In that article, Dr. James Andrews, who is widely considered the foremost orthopedic surgeon in America and who was on the sidelines in December when Griffin injured his knee against the Ravens, refutes Mike Shanahan's claims that he cleared Griffin to re-enter that game, even briefly:
"(Griffin) didn't even let us look at him," Andrews said. "He came off the field, walked through the sidelines, circled back through the players and took off back to the field. It wasn't our opinion. I'm the one that shut him down that day, finally, I've been a nervous wreck letting him come back as quick as he has. He's doing a lot better this week, but he's still recovering and I'm holding my breath because of it."
Those fears turned out to be very well-founded.
And so we come to Sunday's Wild Card Game.
Granted, although Klemko's article and Andrews' comments were very much a topic of discussion entering the game, no one was complaining when Washington's first two drives ended in Griffin touchdown passes.
However, Griffin was forced to the locker room in the first quarter after tweaking the knee, and while he didn't miss a snap, it became plainly evident that not only was Griffin in significant pain, but that the injury was severely affecting his play on the field.
By the fourth quarter, Griffin had thrown for only 84 yards and was limping noticeably, leaving many to wonder if the Redskins might have a better chance at winning with Cousins in the game.
Then the bottom fell out.
On a botched shotgun snap late in the game, Griffin's knee buckled and he fell to the turf in a heap, unable to even reach for the ball as fans in FedEx Field sat in stunned silence.

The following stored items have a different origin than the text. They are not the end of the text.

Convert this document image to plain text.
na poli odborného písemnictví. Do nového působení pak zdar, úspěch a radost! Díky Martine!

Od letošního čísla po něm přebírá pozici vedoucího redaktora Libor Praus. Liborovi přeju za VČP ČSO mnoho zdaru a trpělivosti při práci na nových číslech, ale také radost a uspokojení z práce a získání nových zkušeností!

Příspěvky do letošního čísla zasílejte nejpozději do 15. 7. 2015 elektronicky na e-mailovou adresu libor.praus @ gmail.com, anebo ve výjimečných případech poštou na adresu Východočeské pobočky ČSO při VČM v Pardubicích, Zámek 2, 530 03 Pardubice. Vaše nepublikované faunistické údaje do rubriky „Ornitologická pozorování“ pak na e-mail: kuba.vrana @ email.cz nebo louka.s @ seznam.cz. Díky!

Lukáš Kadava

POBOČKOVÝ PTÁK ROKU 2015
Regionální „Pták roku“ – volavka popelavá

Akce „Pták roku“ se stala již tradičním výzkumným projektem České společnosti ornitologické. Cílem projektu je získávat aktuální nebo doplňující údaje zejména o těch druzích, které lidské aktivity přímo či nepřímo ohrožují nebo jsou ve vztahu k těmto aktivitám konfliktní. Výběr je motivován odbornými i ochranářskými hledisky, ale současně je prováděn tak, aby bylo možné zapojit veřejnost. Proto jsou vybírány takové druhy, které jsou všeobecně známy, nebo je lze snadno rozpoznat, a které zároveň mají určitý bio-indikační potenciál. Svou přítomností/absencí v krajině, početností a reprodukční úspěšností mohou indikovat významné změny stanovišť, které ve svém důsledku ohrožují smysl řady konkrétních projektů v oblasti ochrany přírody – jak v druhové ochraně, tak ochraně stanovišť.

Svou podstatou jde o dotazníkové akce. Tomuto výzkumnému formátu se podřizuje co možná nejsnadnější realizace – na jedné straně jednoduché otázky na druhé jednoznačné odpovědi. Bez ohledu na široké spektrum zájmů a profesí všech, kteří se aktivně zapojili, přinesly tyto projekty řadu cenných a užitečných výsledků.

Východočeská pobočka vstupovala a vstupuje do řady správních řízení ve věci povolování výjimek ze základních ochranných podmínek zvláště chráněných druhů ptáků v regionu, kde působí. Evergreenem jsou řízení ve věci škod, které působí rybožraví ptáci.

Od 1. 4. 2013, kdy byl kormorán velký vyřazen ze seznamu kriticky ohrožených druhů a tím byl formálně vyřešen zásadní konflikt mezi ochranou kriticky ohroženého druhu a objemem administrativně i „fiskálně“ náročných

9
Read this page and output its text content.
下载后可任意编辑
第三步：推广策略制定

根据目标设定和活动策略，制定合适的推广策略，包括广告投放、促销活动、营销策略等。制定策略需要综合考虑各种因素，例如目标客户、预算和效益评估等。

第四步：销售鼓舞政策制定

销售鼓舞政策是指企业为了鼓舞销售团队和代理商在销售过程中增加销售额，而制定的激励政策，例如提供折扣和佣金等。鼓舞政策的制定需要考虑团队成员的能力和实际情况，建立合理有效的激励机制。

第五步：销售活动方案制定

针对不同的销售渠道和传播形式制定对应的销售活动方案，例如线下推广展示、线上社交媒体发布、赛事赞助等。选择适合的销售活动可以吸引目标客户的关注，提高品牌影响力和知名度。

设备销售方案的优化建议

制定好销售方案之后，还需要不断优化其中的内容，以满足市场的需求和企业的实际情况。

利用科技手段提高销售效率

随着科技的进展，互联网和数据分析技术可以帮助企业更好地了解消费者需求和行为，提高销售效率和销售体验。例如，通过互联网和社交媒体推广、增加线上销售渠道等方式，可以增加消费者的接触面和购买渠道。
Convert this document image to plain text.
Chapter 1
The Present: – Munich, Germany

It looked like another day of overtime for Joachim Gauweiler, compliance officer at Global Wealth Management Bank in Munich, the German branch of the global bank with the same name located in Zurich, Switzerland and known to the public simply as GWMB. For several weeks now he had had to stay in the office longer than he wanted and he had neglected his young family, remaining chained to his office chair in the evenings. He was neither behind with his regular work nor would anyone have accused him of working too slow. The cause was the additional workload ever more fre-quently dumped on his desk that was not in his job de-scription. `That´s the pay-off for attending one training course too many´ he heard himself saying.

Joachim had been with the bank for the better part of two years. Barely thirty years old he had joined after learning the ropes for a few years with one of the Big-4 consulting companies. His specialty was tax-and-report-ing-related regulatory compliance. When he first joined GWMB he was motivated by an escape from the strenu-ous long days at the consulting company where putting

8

That play, for all intents and purposes, ended Washington's season, and after the game, Griffin placed the blame on no one's shoulders but his own, according to ESPN:
"I think I did put myself at more risk," Griffin said. "But every time you get on the field, you're putting yourself on the line."
So What Went Wrong
An MRI has been scheduled for Monday, and until the results are known we won't know just how badly Griffin's knee was damaged. Frankly though it didn't look good, and Griffin tore the ACL in his right knee while at Baylor in 2009.
It's admirable of Griffin to accept responsibility for what happened, but it's also misguided. The only fault in this he bears is that he really needs to learn to slide more. However, that's just part of who he is as an athlete, and most injured athletes would readily deny the severity of their own pain in an effort to help their teammates win.
It's how they're wired. It's part of what makes them great athletes to begin with.
On the other hand, coaches and trainers are supposed to know better. They are supposed to think about the big picture, about not just one game, but next year, and the year after that.
They are also supposed to, in theory, care about the welfare of their players.
Mike Shanahan, for the record, has denied Andrews' assertions, claiming in a USA Today piece penned later Sunday by Klemko that he spoke to Andrews during that game in December and that Andrews "figured" it was OK for Griffin to go back in after watching him jog around.
"Figured"? Are we really supposed to buy that?
Mike Shanahan left his injured quarterback in a game where he was clearly limited, even though a viable backup in Kirk Cousins was sitting right there—and left him out there until his knee buckled.
He left Robert Griffin out there because he wanted to win this game. Right now. The franchise's future, and Griffin's, be damned.
That's what went wrong. And it may cost the Washington Redskins dearly.